Au moment de l'élection de Donald Trump, en novembre dernier, une série de tweets très populaires montrait la succession des présidents des États-Unis sous cette forme: 43 émoticônes blancs, un noir, et enfin un en forme de clown ou de démon. Derrière le clown, l'essayiste Ta-Nehisi Coates nous invite pourtant à voir le visage blanc, et même plus blanc que les autres, de Trump dans un long article publié par The Atlantic, extrait de son prochain livre We Were Eight Years In Power. Son titre est tout simple: «Le premier président blanc».
Selon lui, le milliardaire a rendu explicite «le pouvoir passif de la blanchitude» sur lequel se sont appuyés les présidents qui se sont succédés au pouvoir entre 1789 et 2009, avant Barack Obama: «Alors que ses prédécesseurs portaient leur couleur de peau comme un talisman ancestral, Trump a ouvertement brandi cette amulette étincelante, libérant son énergie surnaturelle.» S'il est le premier président blanc, c'est parce qu'il a été explicitement élu en réaction à une présidence noire, «avec sa réforme noire de la santé, son accord noir sur le climat, sa réforme noire de la justice».
«On dit souvent que Trump n'a pas de vraie idéologie, ce qui est faux, ajoute Coates. Son idéologie est celle de la suprématie blanche, dans toute son acception agressive et moralisatrice.» Certes, tempère-t-il, «il est évident que tous les électeurs de Trump ne sont pas des suprémacistes blancs. [...] Mais tous ont estimé acceptable de confier à un suprémaciste blanc le destin du pays».

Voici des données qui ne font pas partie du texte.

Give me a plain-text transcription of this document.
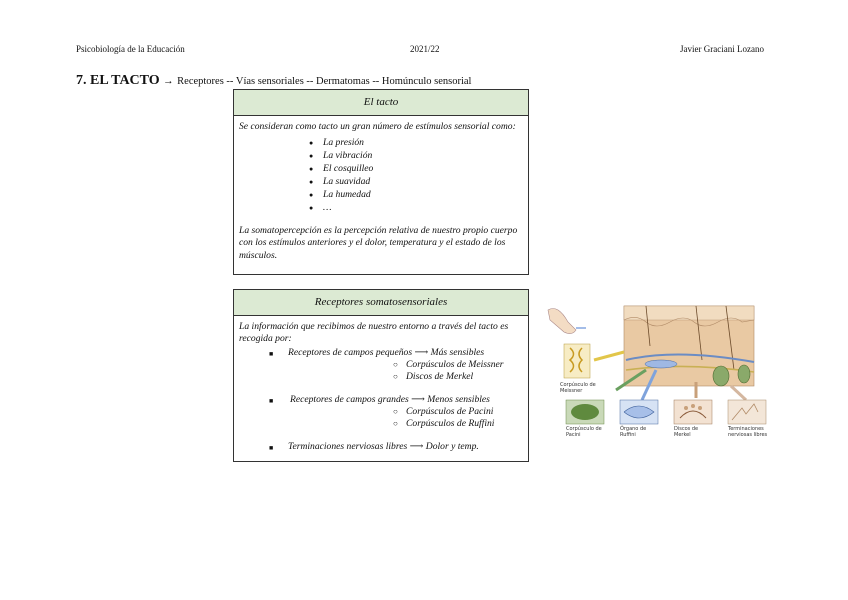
Psicobiología de la Educación	2021/22	Javier Graciani Lozano
7. EL TACTO → Receptores -- Vías sensoriales -- Dermatomas -- Homúnculo sensorial
El tacto
Se consideran como tacto un gran número de estímulos sensorial como:
● La presión
● La vibración
● El cosquilleo
● La suavidad
● La humedad
● …
La somatopercepción es la percepción relativa de nuestro propio cuerpo con los estímulos anteriores y el dolor, temperatura y el estado de los músculos.
Receptores somatosensoriales
La información que recibimos de nuestro entorno a través del tacto es recogida por:
■ Receptores de campos pequeños ⟶ Más sensibles
○ Corpúsculos de Meissner
○ Discos de Merkel
■ Receptores de campos grandes ⟶ Menos sensibles
○ Corpúsculos de Pacini
○ Corpúsculos de Ruffini
■ Terminaciones nerviosas libres ⟶ Dolor y temp.
Corpúsculo de Meissner
Corpúsculo de Pacini
Órgano de Ruffini
Discos de Merkel
Terminaciones nerviosas libres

L'essayiste déroule le «CV» de son objet d'étude: son refus, en tant que promoteur immobilier, de louer à des locataires noirs; son plaidoyer pour que la peine de mort soit rétablie dans l'affaire des «Central Park Five» (quatre Noirs et un Hispanique condamnés à tort dans une affaire de viol et d'agression en 1989); son combat pour faire reconnaître la théorie farfelue selon laquelle Barack Obama n'était pas né à Hawaii mais au Kenya, et n'était donc pas éligible à la présidence; ses attaques envers les «violeurs» mexicains... «L'objet de la suprématie blanche est de s'assurer que ce que les autres vont réussir à travers un effort maximal, les blancs (et particulièrement les hommes blancs) le réussiront avec un mérite minimal, écrit Coates. Barack Obama a livré aux noirs la sagesse vénérable selon laquelle tout était possible s'ils travaillaient deux fois plus dur que les blancs. La réplique de Trump est convaincante: travaillez deux fois moins dur que les noirs, et encore davantage sera possible.»

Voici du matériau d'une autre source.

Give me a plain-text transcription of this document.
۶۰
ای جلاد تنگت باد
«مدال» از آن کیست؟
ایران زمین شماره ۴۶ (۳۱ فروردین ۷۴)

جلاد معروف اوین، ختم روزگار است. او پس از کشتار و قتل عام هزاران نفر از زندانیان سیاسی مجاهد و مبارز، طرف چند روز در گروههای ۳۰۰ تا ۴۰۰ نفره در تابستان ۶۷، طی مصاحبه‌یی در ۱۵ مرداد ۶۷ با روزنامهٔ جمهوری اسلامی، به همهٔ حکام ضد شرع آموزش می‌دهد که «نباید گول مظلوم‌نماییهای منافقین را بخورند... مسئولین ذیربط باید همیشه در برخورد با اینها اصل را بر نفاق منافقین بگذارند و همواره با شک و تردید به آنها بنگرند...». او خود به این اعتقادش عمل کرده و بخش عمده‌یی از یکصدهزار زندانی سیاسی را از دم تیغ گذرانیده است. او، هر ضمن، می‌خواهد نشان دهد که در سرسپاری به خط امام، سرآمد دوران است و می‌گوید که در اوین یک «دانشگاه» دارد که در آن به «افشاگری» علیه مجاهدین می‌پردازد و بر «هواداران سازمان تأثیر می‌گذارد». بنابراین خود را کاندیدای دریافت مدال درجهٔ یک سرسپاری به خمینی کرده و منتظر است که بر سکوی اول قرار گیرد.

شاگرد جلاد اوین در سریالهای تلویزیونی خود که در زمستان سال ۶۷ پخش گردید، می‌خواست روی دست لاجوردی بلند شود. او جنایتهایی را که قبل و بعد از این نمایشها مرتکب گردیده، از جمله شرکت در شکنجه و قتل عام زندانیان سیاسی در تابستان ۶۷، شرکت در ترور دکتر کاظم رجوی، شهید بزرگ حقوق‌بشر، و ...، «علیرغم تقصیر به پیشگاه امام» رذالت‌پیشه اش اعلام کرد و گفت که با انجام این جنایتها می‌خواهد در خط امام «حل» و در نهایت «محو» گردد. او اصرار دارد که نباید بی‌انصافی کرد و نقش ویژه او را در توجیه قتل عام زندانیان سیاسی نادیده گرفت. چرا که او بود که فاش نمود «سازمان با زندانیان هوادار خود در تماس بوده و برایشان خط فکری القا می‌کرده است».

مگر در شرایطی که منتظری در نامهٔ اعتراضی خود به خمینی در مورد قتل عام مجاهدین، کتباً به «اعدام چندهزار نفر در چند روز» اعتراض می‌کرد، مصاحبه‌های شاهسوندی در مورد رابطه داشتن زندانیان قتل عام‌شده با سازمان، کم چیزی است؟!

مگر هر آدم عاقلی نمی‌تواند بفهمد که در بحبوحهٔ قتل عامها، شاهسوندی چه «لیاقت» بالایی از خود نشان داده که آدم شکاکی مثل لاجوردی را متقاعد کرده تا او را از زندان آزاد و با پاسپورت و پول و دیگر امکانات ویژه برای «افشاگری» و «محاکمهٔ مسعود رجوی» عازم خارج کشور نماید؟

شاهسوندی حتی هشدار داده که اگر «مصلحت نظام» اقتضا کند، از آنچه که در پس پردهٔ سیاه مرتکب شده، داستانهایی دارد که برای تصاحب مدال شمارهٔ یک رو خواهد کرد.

Dans ce texte, Coates ne combat pas seulement Trump, mais aussi tous ceux qui estiment, y compris du côté démocrate, que la première cause de sa victoire est l'échec des politiques à répondre à un sentiment d'«anxiété» économique de la classe populaire blanche, ou les dérives des politiques «identitaires» des démocrates. Pour lui, Trump a justement gagné sur une politique identitaire, qu'il qualifie de fantasme de «l'esclavage blanc»: comme les noirs, les blancs des classes populaires auraient, depuis le XIXe siècle, été exploités, non par des maîtres mais par des patrons, à la différence près que eux ne se seraient pas révoltés ou n'auraient pas provoqué une guerre.
Coates a d'ailleurs répété ses critiques envers l'ensemble des dirigeants démocrates dans une interview à la NPR:
«Je pense qu'il y a un consensus assez large au sein du parti démocrate, de la part de gens au centre comme Obama et Clinton comme de ceux qui sont plus à gauche comme Bernie Sanders, pour dire que le vrai problème, c'est l'économie –qu'il n'existe pas un genre de bastion raciste à identifier au sein de la classe ouvrière blanche.»
Lauréat en 2015 du National Book Award pour son livre Between the World and Me, écrit sous la forme d'une adresse à son fils, Ta-Nehisi Coates voit, en cette rentrée 2017, un de ses précédents ouvrages, The Case for Reparations, qui traite du legs de l'esclavage, traduit en français sous le titre Le procès de l'Amérique aux éditions Autrement. L'ouvrage fait l'objet d'une préface de l'ancienne ministre de la Justice Christiane Taubira.